Mas se a justiça é do pior que temos no país, qual será a opinião dessas pessoas acerca dos governos que nos têm governado desde o 25 de Abril e que nos conduziram a sucessivas bancarrotas, ao ponto de termos de pedir dinheiro emprestado ao estrangeiro para viver e pagar salários e reformas?
E o que pensarão essas mesmas pessoas das diversas entidades reguladoras, pagas a peso de ouro, e do sistema financeiro que tem sugado e continua a sugar milhões de euros aos contribuintes?
alberto ruço , 19 Abril 2016 - 15:38:01 hr.
...
Sim, a Justiça vai mal e continuará mal, sendo até o único que não melhorou no após 25 de Abril de 1974.

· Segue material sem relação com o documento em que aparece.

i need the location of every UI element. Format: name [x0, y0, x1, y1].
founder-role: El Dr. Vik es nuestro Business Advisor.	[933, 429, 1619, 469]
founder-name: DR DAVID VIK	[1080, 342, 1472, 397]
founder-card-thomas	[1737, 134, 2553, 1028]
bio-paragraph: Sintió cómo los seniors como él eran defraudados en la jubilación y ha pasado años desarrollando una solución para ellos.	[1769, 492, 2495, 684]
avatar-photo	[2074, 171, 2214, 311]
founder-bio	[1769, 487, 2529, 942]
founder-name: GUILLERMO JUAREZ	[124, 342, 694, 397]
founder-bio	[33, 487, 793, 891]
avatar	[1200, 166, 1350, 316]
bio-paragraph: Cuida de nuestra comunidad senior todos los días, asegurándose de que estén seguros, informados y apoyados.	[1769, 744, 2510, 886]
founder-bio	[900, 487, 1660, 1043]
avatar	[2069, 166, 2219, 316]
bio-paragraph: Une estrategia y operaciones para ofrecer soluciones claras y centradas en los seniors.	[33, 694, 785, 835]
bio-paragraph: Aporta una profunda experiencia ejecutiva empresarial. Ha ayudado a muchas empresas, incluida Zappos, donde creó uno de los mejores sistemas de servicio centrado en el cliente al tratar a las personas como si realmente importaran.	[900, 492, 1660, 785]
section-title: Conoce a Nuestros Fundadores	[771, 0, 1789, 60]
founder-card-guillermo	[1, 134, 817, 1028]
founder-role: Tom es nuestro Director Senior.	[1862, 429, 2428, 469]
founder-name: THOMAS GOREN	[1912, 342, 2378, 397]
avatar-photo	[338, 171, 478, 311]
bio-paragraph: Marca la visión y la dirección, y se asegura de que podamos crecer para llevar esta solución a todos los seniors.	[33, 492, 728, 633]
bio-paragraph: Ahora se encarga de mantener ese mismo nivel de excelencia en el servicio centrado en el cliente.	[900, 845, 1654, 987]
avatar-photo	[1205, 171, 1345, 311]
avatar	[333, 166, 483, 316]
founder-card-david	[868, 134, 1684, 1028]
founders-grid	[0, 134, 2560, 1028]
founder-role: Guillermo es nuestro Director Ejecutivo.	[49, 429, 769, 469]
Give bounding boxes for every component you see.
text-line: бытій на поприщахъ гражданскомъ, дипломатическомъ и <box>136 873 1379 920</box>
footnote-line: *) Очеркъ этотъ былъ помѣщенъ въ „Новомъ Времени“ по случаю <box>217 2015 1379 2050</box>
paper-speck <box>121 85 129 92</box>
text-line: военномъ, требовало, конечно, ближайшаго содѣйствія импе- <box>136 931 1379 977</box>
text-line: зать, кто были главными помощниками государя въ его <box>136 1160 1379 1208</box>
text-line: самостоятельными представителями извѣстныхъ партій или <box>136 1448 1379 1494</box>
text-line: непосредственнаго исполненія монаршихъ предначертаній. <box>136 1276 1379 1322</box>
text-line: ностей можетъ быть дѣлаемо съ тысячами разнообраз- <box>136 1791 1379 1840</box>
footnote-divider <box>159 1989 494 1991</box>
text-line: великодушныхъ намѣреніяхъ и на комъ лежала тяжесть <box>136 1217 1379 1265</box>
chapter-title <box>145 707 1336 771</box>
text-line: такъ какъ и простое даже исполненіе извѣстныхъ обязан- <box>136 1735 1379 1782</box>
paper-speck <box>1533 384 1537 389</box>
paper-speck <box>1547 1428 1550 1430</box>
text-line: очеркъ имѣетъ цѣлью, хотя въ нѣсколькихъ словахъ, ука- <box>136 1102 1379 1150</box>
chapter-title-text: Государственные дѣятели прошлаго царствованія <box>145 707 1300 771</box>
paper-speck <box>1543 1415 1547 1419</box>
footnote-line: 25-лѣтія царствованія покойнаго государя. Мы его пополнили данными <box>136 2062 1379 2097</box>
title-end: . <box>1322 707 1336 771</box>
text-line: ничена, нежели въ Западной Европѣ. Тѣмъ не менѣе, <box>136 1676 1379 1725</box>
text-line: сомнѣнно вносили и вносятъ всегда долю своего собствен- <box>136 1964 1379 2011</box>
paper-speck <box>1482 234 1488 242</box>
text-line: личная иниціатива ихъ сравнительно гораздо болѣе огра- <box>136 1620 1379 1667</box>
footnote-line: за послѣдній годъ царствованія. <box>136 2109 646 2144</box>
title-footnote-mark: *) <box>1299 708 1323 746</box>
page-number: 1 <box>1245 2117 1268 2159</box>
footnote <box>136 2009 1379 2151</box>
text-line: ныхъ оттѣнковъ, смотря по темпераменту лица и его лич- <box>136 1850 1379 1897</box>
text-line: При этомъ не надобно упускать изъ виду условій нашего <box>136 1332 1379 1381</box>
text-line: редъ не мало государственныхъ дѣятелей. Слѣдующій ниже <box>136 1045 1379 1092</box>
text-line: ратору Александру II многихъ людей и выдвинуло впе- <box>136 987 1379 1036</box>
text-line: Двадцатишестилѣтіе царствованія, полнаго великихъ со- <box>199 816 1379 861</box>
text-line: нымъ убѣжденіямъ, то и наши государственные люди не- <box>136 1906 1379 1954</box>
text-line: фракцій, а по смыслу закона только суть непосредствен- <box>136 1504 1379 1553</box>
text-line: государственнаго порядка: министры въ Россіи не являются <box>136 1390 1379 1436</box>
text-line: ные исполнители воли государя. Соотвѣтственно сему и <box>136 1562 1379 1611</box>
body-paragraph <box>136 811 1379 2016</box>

Aceitemos, por necessidade de raciocínio. Vejamos agora: a banca vai melhor? A gestão das empresas em geral vai melhor? A escola vai melhor (da primária à universidade, entenda-se. por mim, que tenho dois filhos, um na universidade e outro à porta, bem gostaria que assim fosse)? A segurança vai melhor? And so one, and so one... Numa coisa vai melhor, sim, mas não enche a barriga de quase ninguém: pode-se dizer as asneiras que se quiser que se não é incomodado, tal como estes dois artistas da peça.
melhoras, they said , 19 Abril 2016 - 16:21:11 hr.